Many regional variants of Pulcinella were developed as the character diffused across Europe. From its east to west coasts, Europeans strongly identified with the tired, witty "everyman" that Pulcinella represented. In later adaptations, Pulcinella was often portrayed as a puppet, as commedia dell'arte-style theatre did not continue to be popular throughout all of the continent over time. This puppet evolved into "Mr. Punch" in England. As half of Punch and Judy, he is recognized as one of the most important British icons in history.

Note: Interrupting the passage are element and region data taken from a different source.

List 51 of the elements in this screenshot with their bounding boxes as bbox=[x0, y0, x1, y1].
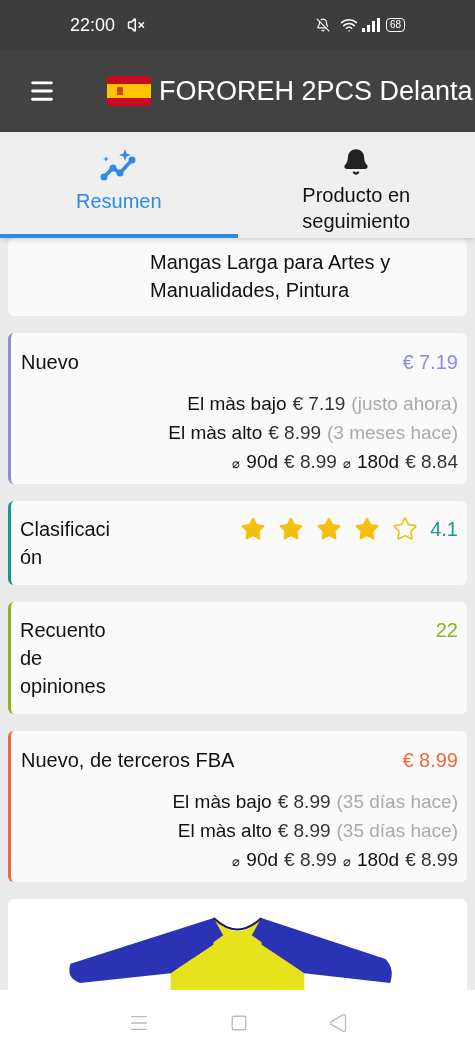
star-icon bbox=[278, 516, 305, 542]
home-icon[interactable] bbox=[229, 1014, 248, 1032]
price-stat-time: (3 meses hace) bbox=[327, 421, 458, 445]
metric-value: 4.1 bbox=[430, 517, 458, 542]
price-stat-time: (justo ahora) bbox=[351, 392, 458, 416]
notifications-off-icon bbox=[315, 18, 330, 32]
average-price: € 8.99 bbox=[284, 848, 337, 872]
star-icon bbox=[316, 516, 343, 542]
metric-value: 22 bbox=[435, 618, 458, 643]
price-stat-time: (35 días hace) bbox=[336, 790, 458, 814]
signal-icon bbox=[361, 18, 380, 32]
star-icon bbox=[354, 516, 381, 542]
price-stat-value: € 8.99 bbox=[277, 790, 331, 814]
sparkle-chart-icon bbox=[99, 148, 138, 182]
average-price: € 8.84 bbox=[405, 450, 458, 474]
average-price: € 8.99 bbox=[405, 848, 458, 872]
status-time: 22:00 bbox=[70, 13, 116, 37]
price-stat-value: € 8.99 bbox=[268, 421, 322, 445]
price-stat-time: (35 días hace) bbox=[336, 819, 458, 843]
current-price: € 8.99 bbox=[402, 748, 458, 773]
wifi-icon bbox=[339, 16, 358, 34]
metric-label: Clasificación bbox=[20, 517, 112, 570]
price-stat-label: El màs bajo bbox=[187, 392, 287, 416]
average-period: 90d bbox=[246, 848, 279, 872]
price-stat-label: El màs alto bbox=[168, 421, 263, 445]
back-icon[interactable] bbox=[327, 1013, 348, 1033]
mute-icon bbox=[127, 16, 146, 34]
price-stat-value: € 8.99 bbox=[277, 819, 331, 843]
average-price: € 8.99 bbox=[284, 450, 337, 474]
average-symbol: ⌀ bbox=[342, 853, 351, 871]
average-symbol: ⌀ bbox=[232, 455, 241, 473]
price-label: Nuevo bbox=[21, 350, 79, 375]
price-label: Nuevo, de terceros FBA bbox=[21, 748, 235, 773]
average-period: 180d bbox=[356, 848, 400, 872]
star-icon bbox=[392, 516, 419, 542]
battery-indicator: 68 bbox=[385, 18, 405, 32]
average-period: 90d bbox=[246, 450, 279, 474]
current-price: € 7.19 bbox=[402, 350, 458, 375]
price-stat-label: El màs bajo bbox=[172, 790, 272, 814]
product-title-line: Mangas Larga para Artes y bbox=[150, 250, 392, 275]
app-title: FOROREH 2PCS Delanta bbox=[159, 74, 473, 108]
spain-flag-icon bbox=[107, 76, 151, 106]
price-stat-value: € 7.19 bbox=[292, 392, 346, 416]
product-title-line: Manualidades, Pintura bbox=[150, 278, 350, 303]
average-symbol: ⌀ bbox=[232, 853, 241, 871]
average-symbol: ⌀ bbox=[342, 455, 351, 473]
star-icon bbox=[240, 516, 267, 542]
price-stat-label: El màs alto bbox=[177, 819, 272, 843]
average-period: 180d bbox=[356, 450, 400, 474]
metric-label: Recuento de opiniones bbox=[20, 618, 107, 699]
tab[interactable]: Producto en seguimiento bbox=[237, 132, 475, 238]
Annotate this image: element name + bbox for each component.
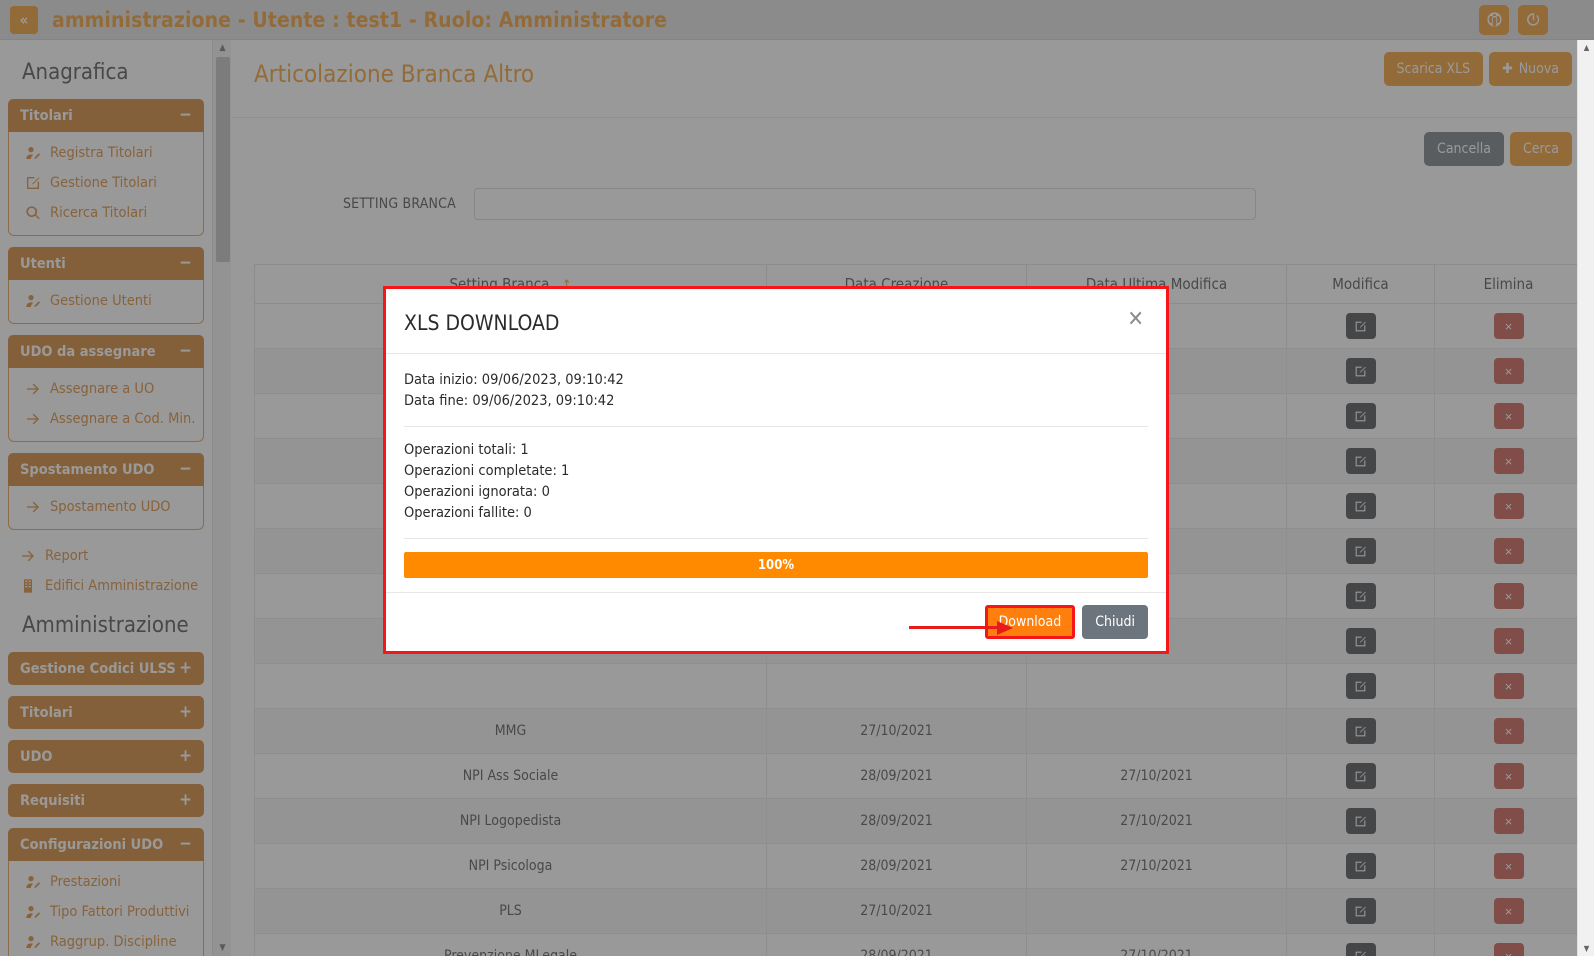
close-icon[interactable]: ✕ — [1127, 309, 1144, 331]
dialog-title: XLS DOWNLOAD — [404, 311, 560, 335]
divider — [404, 538, 1148, 539]
window-scroll-up-icon[interactable]: ▲ — [1578, 40, 1594, 55]
dialog-footer: Download Chiudi — [386, 592, 1166, 651]
progress-bar: 100% — [404, 552, 1148, 578]
window-scroll-down-icon[interactable]: ▼ — [1578, 941, 1594, 956]
ignored-operations-line: Operazioni ignorata: 0 — [404, 484, 550, 500]
dialog-header: XLS DOWNLOAD ✕ — [386, 289, 1166, 354]
window-scrollbar[interactable]: ▲ ▼ — [1577, 40, 1594, 956]
completed-operations-line: Operazioni completate: 1 — [404, 463, 570, 479]
app-root: « amministrazione - Utente : test1 - Ruo… — [0, 0, 1594, 956]
xls-download-dialog: XLS DOWNLOAD ✕ Data inizio: 09/06/2023, … — [383, 286, 1169, 654]
close-button[interactable]: Chiudi — [1082, 605, 1148, 639]
annotation-arrow-icon — [909, 621, 1019, 635]
dialog-body: Data inizio: 09/06/2023, 09:10:42 Data f… — [386, 354, 1166, 592]
failed-operations-line: Operazioni fallite: 0 — [404, 505, 532, 521]
arrow-shaft — [909, 626, 1001, 629]
divider — [404, 426, 1148, 427]
arrow-head — [997, 621, 1013, 635]
total-operations-line: Operazioni totali: 1 — [404, 442, 529, 458]
start-date-line: Data inizio: 09/06/2023, 09:10:42 — [404, 372, 624, 388]
end-date-line: Data fine: 09/06/2023, 09:10:42 — [404, 393, 615, 409]
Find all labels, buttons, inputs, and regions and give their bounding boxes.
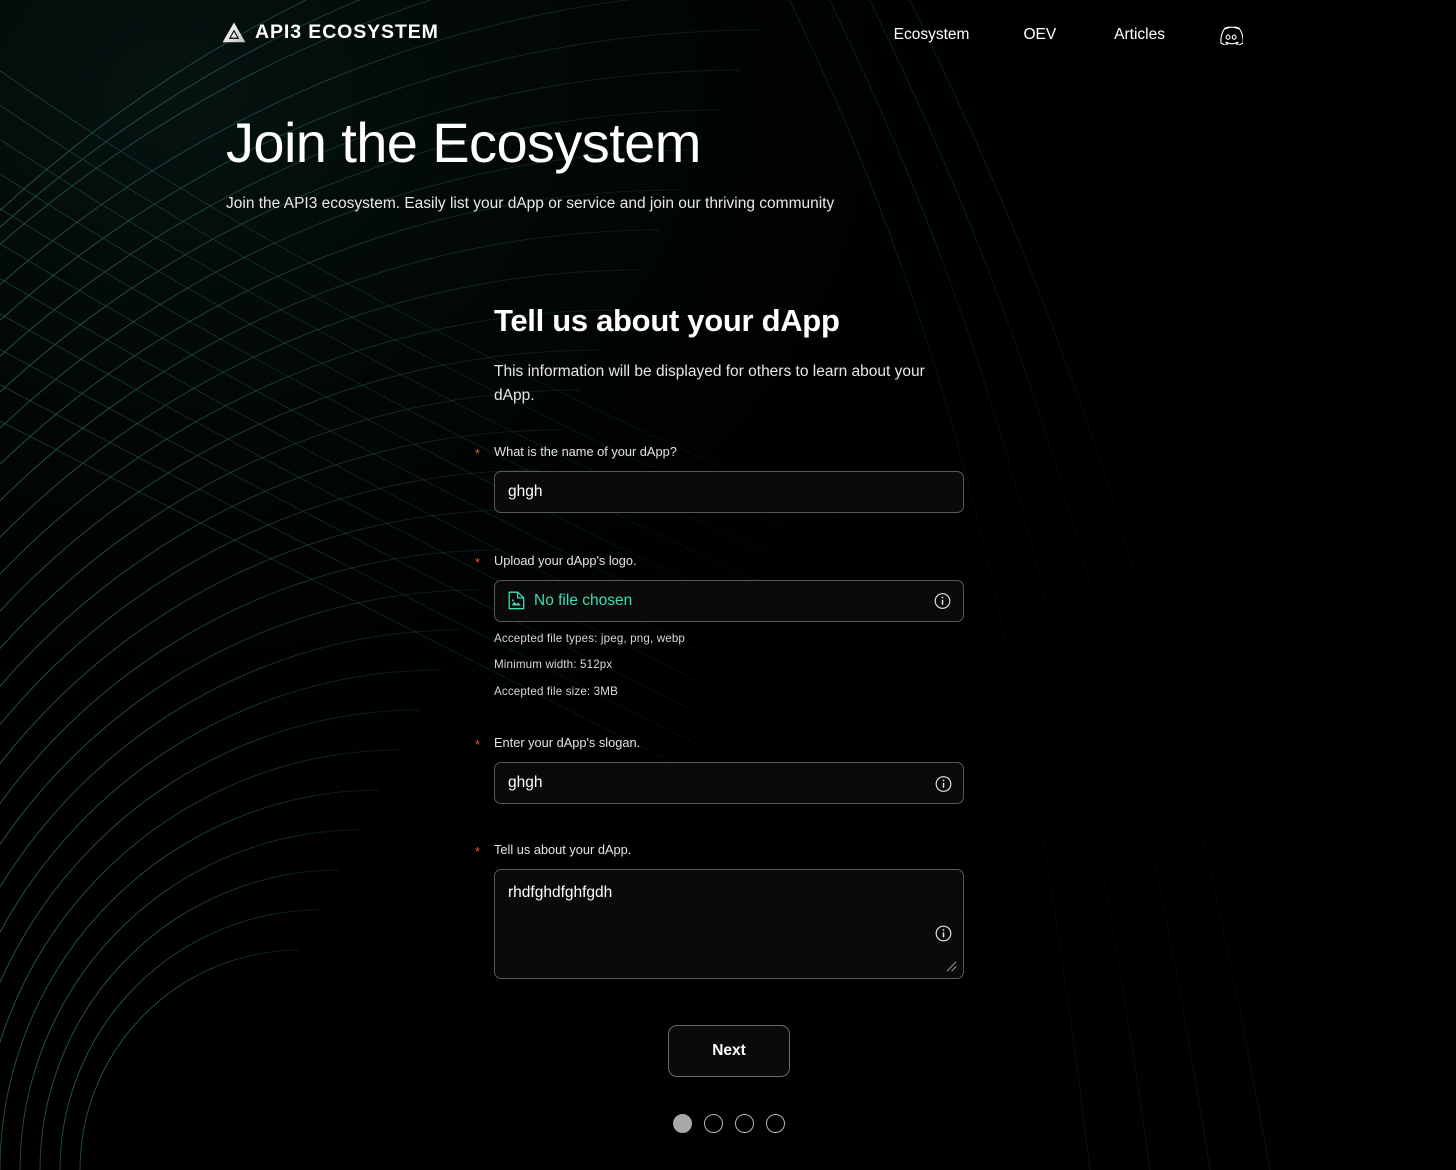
step-dot-3[interactable]: [735, 1114, 754, 1133]
field-dapp-name: * What is the name of your dApp?: [475, 443, 964, 513]
next-button[interactable]: Next: [668, 1025, 790, 1077]
dapp-name-input[interactable]: [494, 470, 964, 513]
hint-accepted-size: Accepted file size: 3MB: [494, 684, 618, 698]
nav-item-oev[interactable]: OEV: [1023, 23, 1056, 47]
brand-logo-link[interactable]: API3 ECOSYSTEM: [222, 22, 439, 43]
logo-upload-button[interactable]: No file chosen: [494, 579, 964, 622]
form-title: Tell us about your dApp: [494, 303, 840, 338]
step-dot-4[interactable]: [766, 1114, 785, 1133]
top-navigation-bar: API3 ECOSYSTEM Ecosystem OEV Articles: [0, 0, 1456, 70]
label-dapp-about: * Tell us about your dApp.: [475, 842, 964, 858]
info-circle-icon[interactable]: [934, 592, 951, 609]
required-asterisk: *: [475, 737, 481, 753]
info-circle-icon[interactable]: [935, 925, 952, 942]
hero-section: Join the Ecosystem Join the API3 ecosyst…: [226, 111, 1126, 214]
dapp-form: Tell us about your dApp This information…: [475, 303, 964, 979]
dapp-about-textarea[interactable]: rhdfghdfghfgdh: [494, 868, 964, 979]
nav-item-ecosystem[interactable]: Ecosystem: [894, 23, 970, 47]
discord-icon: [1220, 25, 1243, 45]
field-dapp-logo: * Upload your dApp's logo. No file chose…: [475, 552, 964, 698]
required-asterisk: *: [475, 445, 481, 461]
discord-link[interactable]: [1218, 22, 1244, 48]
label-text: What is the name of your dApp?: [494, 443, 677, 459]
label-dapp-logo: * Upload your dApp's logo.: [475, 552, 964, 569]
label-text: Upload your dApp's logo.: [494, 552, 637, 568]
page-root: API3 ECOSYSTEM Ecosystem OEV Articles Jo…: [0, 0, 1456, 1170]
label-text: Tell us about your dApp.: [494, 842, 632, 858]
logo-file-status: No file chosen: [534, 591, 633, 609]
hint-minimum-width: Minimum width: 512px: [494, 658, 613, 672]
label-dapp-slogan: * Enter your dApp's slogan.: [475, 735, 964, 751]
image-file-icon: [508, 591, 525, 610]
logo-upload-hints: Accepted file types: jpeg, png, webp Min…: [494, 631, 964, 698]
brand-name: API3 ECOSYSTEM: [255, 20, 439, 43]
info-circle-icon[interactable]: [935, 775, 952, 792]
form-actions: Next: [494, 1025, 964, 1077]
dapp-slogan-input[interactable]: [494, 762, 964, 805]
api3-triangle-logo-icon: [222, 22, 246, 43]
field-dapp-slogan: * Enter your dApp's slogan.: [475, 735, 964, 805]
brand-name-secondary: ECOSYSTEM: [308, 20, 439, 43]
hint-accepted-types: Accepted file types: jpeg, png, webp: [494, 631, 686, 645]
step-dot-1[interactable]: [673, 1114, 692, 1133]
required-asterisk: *: [475, 554, 481, 570]
nav-item-articles[interactable]: Articles: [1114, 23, 1165, 47]
form-description: This information will be displayed for o…: [494, 362, 925, 404]
page-title: Join the Ecosystem: [226, 111, 701, 174]
required-asterisk: *: [475, 844, 481, 860]
step-dot-2[interactable]: [704, 1114, 723, 1133]
label-text: Enter your dApp's slogan.: [494, 735, 641, 751]
brand-name-primary: API3: [255, 20, 302, 43]
step-indicator: [494, 1114, 964, 1133]
primary-nav: Ecosystem OEV Articles: [894, 22, 1244, 48]
field-dapp-about: * Tell us about your dApp. rhdfghdfghfgd…: [475, 842, 964, 979]
label-dapp-name: * What is the name of your dApp?: [475, 443, 964, 460]
hero-subtitle: Join the API3 ecosystem. Easily list you…: [226, 194, 835, 212]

The first recorded show to have involved the Punch-style marionette was performed in England in May 1662, outside of London in Covent Garden, by Bologna-born puppeteer Pietro Gimonde, also known as Signor Bologna. This marionette was named Punchinello, later shortened to Punch, and finally becoming wholly British with his transformation into Mr. Punch. The British Punch is far more childlike and violent than Pulcinella but is renowned for being just as funny. Always seen with cudgel in hand, Punch is more menacing than his Italian counterpart. In many performances, he murders his wife and child, as well as the Devil. In 1851, Henry Mayhew wrote of one performer who described the character's enduring appeal: "Like the rest of the world, he has got bad morals, but very few of them."

In Germany, this kind of Pulcinella-based puppet character came to be known as Kasper. Kasper is a cunning servant who solves the problems of all the masters he serves. He was less extreme than Mr. Punch, but offered the same kind of slapstick puppetry that audiences loved. This character became wildly popular throughout Europe. In the Netherlands, he is known as Jan Klaassen. In Denmark he is Mester Jakel. In Romania, he is Vasilache. In Hungary he is Paprika Jancsi (or Paprikajancsi) and in the 20th century Vitéz László. In France he remained Polichinelle. Polichinelles were featured as the children of Mother Ginger (la mère Gigogne) in The Nutcracker by Tchaikovsky.

Russian composer Igor Stravinsky was commissioned to compose two different ballets for the Ballets Russes that were inspired by variations of this character. Stravinsky's ballets were entitled Petrushka (1911), based on Russian 19th-century puppetry traditions celebrated at Shrovetide, and Pulcinella (1920), based on 18th-century Italian music (thought to be by Pergolesi) associated with a commedia dell'arte version.